What is your budget?
- What are you able to pay each month in premiums?
- How comfortable are you covering co-pays or co-insurance for health services?
- What is your risk tolerance of high out-of-pocket costs?
Enrolling in a Medicare Plan
Initial Enrollment Period
The Initial Enrollment Period (IEP) is 7 months long. It includes your 65th birthday month plus the 3 months before and the 3 months after. It begins and ends 1 month earlier if your birthday is on the first. You may enroll in Original Medicare – Part A, Part B or both. You can also choose to join a Medicare Advantage plan (Part C) or a prescription drug plan (Part D).
General Enrollment Period
The GEP happens every year from January 1 to March 31. You may use the General Enrollment Period (GEP) to enroll in Original Medicare – Part A, Part B or both if you miss your IEP. You can also choose to join a Medicare Advantage plan (Part C) or a prescription drug plan (Part D) from April 1 to June 30 the same year.

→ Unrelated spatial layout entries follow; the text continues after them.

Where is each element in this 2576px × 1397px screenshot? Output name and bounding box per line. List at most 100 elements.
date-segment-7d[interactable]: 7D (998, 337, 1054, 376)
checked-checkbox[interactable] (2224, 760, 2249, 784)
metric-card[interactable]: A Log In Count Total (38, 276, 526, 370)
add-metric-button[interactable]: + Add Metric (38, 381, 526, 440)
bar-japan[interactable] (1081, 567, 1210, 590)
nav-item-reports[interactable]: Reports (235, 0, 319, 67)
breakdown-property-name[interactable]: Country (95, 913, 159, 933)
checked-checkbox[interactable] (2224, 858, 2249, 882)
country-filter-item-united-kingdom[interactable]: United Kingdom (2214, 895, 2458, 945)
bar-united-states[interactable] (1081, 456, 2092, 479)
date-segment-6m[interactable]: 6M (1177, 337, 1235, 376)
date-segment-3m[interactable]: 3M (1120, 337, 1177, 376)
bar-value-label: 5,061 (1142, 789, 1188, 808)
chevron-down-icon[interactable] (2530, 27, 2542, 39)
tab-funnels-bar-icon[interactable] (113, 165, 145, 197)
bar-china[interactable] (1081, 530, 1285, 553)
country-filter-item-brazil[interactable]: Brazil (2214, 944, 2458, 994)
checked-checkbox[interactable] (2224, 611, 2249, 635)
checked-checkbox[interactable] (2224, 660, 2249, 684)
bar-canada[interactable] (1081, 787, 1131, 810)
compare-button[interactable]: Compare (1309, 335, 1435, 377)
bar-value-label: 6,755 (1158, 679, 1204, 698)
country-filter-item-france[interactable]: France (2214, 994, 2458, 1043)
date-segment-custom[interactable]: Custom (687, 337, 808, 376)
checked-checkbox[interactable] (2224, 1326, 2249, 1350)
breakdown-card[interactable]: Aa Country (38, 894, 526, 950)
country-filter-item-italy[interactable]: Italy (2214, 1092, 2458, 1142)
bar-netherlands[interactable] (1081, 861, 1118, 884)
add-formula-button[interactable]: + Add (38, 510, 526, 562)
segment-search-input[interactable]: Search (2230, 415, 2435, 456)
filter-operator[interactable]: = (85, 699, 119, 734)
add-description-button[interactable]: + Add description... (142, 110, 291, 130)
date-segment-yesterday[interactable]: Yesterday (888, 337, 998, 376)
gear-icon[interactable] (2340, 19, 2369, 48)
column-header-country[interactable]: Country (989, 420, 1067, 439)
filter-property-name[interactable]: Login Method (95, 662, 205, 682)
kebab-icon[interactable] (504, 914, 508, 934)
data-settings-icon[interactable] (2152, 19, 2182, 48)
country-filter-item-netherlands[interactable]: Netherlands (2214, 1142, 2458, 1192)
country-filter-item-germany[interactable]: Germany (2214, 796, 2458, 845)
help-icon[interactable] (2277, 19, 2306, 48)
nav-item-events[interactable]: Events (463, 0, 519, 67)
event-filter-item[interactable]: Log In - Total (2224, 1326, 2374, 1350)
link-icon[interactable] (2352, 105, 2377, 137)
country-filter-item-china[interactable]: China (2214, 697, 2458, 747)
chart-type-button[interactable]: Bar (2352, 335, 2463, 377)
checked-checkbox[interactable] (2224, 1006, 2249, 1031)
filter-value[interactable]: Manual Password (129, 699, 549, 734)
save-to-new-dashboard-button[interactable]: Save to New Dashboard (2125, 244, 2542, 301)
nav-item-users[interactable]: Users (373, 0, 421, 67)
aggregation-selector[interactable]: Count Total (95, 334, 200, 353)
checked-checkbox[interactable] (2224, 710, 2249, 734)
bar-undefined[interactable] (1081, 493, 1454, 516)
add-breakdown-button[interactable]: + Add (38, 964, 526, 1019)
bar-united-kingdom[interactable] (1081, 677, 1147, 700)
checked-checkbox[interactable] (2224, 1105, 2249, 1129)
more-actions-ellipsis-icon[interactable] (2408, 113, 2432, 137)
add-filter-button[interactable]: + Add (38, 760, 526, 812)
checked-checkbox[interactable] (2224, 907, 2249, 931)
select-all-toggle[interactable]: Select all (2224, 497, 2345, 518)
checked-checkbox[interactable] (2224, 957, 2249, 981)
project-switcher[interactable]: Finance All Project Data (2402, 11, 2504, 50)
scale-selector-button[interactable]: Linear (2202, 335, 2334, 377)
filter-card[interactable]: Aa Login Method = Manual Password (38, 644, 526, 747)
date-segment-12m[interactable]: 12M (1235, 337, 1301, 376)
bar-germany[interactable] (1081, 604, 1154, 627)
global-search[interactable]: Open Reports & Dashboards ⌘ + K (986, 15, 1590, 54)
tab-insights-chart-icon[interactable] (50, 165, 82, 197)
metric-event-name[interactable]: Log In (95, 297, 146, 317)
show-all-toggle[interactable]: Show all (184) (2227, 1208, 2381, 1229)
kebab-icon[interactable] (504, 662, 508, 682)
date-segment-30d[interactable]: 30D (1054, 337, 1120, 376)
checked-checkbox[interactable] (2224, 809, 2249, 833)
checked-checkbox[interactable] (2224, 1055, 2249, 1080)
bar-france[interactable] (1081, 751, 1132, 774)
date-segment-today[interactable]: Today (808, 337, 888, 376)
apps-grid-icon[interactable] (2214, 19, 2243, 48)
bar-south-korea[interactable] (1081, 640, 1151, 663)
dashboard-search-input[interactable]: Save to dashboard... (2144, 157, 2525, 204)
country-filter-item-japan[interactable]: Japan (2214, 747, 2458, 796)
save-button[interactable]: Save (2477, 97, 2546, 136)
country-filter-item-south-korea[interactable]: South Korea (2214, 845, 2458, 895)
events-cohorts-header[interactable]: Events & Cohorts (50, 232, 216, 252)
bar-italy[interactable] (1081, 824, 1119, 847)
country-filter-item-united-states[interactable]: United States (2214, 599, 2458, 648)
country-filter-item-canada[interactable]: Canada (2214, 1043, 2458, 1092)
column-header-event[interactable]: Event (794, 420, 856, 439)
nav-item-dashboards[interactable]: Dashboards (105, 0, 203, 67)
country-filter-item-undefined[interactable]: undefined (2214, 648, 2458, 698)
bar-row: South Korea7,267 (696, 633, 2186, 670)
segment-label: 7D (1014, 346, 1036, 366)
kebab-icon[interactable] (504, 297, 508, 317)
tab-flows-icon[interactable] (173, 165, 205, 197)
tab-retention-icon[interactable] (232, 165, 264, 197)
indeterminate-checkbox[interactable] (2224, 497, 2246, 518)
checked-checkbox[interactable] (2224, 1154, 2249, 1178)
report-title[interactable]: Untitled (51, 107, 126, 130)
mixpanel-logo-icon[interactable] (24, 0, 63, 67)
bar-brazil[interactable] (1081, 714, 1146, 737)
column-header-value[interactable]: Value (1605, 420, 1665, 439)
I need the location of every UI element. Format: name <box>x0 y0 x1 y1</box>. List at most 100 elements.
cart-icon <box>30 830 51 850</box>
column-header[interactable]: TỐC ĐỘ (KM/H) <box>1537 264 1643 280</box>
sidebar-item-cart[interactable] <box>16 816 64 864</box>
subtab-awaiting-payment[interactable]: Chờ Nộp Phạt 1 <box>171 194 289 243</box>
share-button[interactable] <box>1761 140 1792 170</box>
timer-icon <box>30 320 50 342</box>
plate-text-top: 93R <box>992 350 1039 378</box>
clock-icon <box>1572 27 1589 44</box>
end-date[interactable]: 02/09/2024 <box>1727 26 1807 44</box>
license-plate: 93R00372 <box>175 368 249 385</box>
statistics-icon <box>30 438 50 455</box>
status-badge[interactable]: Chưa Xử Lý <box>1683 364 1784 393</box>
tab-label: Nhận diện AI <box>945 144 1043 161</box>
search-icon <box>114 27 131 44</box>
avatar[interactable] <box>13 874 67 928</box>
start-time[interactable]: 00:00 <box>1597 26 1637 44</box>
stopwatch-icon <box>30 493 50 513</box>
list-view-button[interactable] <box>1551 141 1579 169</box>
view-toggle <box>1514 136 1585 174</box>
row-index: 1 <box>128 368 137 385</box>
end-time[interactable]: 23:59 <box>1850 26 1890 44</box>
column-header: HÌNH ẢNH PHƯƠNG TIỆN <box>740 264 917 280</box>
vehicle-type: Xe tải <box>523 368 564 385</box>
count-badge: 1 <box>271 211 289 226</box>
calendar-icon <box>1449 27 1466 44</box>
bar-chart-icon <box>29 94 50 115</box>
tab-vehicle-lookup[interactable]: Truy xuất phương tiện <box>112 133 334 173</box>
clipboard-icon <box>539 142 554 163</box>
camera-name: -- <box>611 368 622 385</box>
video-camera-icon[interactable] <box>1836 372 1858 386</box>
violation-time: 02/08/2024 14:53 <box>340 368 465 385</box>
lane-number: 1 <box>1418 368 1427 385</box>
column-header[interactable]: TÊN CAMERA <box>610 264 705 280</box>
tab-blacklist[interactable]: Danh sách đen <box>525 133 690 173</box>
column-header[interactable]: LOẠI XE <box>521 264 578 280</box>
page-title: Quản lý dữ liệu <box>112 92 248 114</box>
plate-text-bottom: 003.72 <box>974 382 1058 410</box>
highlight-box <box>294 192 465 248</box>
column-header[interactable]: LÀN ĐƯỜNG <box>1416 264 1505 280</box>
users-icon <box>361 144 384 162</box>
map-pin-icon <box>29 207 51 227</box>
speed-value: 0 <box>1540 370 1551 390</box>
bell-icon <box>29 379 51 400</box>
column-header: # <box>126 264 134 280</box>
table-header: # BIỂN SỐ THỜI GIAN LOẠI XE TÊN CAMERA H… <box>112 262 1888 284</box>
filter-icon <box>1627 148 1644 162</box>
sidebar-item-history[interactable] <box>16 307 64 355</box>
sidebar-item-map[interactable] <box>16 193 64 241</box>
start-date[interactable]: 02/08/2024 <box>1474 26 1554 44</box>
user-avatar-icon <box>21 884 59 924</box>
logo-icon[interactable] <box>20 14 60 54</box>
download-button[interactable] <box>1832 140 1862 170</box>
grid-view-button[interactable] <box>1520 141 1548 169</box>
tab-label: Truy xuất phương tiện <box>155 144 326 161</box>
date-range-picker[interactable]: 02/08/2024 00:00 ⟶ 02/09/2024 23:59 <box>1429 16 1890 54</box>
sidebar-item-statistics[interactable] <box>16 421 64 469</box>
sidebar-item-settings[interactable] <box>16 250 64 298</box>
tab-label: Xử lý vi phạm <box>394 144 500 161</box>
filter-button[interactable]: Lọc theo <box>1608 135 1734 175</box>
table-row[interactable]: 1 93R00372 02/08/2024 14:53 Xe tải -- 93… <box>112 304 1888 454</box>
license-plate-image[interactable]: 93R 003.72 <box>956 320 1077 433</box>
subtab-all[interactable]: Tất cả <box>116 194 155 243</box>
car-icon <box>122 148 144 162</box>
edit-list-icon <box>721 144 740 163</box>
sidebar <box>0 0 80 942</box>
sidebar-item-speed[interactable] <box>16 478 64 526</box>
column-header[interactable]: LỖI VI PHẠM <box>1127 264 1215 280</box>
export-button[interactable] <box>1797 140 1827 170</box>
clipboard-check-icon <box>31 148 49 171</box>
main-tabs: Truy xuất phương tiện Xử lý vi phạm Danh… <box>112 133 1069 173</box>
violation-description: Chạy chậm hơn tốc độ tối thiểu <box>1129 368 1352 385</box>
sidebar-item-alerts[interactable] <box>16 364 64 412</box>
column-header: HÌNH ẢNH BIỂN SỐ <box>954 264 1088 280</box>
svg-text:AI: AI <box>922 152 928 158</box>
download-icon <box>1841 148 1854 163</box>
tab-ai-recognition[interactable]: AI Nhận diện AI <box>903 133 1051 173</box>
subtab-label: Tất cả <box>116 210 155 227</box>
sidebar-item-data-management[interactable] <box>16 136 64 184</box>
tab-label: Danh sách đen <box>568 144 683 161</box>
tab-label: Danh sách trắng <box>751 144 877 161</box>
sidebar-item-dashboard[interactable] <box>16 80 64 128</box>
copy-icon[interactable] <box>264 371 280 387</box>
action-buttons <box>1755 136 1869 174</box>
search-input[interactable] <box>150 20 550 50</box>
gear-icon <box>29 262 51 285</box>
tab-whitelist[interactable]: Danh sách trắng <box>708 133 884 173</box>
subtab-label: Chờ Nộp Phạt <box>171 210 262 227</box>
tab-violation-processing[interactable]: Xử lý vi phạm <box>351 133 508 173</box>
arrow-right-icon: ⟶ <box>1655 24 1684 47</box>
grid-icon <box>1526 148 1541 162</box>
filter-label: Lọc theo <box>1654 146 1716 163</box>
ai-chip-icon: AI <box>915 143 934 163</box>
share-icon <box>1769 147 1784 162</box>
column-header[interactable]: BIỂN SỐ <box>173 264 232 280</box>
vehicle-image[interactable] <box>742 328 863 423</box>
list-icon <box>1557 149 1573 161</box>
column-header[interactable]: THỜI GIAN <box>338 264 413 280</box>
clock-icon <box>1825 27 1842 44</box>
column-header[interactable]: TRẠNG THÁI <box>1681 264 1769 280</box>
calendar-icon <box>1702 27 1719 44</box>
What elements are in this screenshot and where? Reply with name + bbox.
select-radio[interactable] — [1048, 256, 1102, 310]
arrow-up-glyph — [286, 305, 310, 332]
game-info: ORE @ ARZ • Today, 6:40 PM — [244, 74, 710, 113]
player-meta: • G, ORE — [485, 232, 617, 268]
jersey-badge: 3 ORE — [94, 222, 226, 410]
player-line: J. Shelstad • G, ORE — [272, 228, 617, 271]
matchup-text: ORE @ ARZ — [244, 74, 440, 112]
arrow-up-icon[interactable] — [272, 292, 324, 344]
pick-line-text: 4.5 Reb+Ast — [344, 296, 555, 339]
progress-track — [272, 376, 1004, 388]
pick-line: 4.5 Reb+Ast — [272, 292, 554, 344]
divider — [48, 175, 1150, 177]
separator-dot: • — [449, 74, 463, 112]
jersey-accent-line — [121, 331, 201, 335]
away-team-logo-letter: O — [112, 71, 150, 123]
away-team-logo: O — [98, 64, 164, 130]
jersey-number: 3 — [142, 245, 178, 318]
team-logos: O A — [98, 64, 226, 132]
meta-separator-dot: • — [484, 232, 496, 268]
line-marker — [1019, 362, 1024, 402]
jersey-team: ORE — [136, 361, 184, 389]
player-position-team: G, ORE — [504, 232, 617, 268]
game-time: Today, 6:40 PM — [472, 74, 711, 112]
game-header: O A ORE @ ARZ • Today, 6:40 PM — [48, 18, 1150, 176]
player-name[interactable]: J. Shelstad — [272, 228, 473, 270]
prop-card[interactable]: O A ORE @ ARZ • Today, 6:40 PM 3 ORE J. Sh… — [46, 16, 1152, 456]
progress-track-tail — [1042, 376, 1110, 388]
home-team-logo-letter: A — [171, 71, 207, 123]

Medicare Supplement Open Enrollment Period
The Medicare supplement open enrollment is 6 months long. It begins the month you are 65 or older and are enrolled in Medicare Part B. You cannot be denied coverage or charged more based on your health history if you enroll during your open enrollment. Some states may allow for additional Open Enrollment Periods.
Special Enrollment Period: Working past 65
You may qualify for a Special Enrollment Period (SEP) to enroll in Original Medicare – Part A, Part B or both without penalty for up to 8 months after the month your (or your spouse’s) employment or employer coverage ends, whichever comes first. You can also join a Medicare Advantage plan (Part C) or prescription drug plan (Part D) up to 2 full months after the same event, if you are eligible.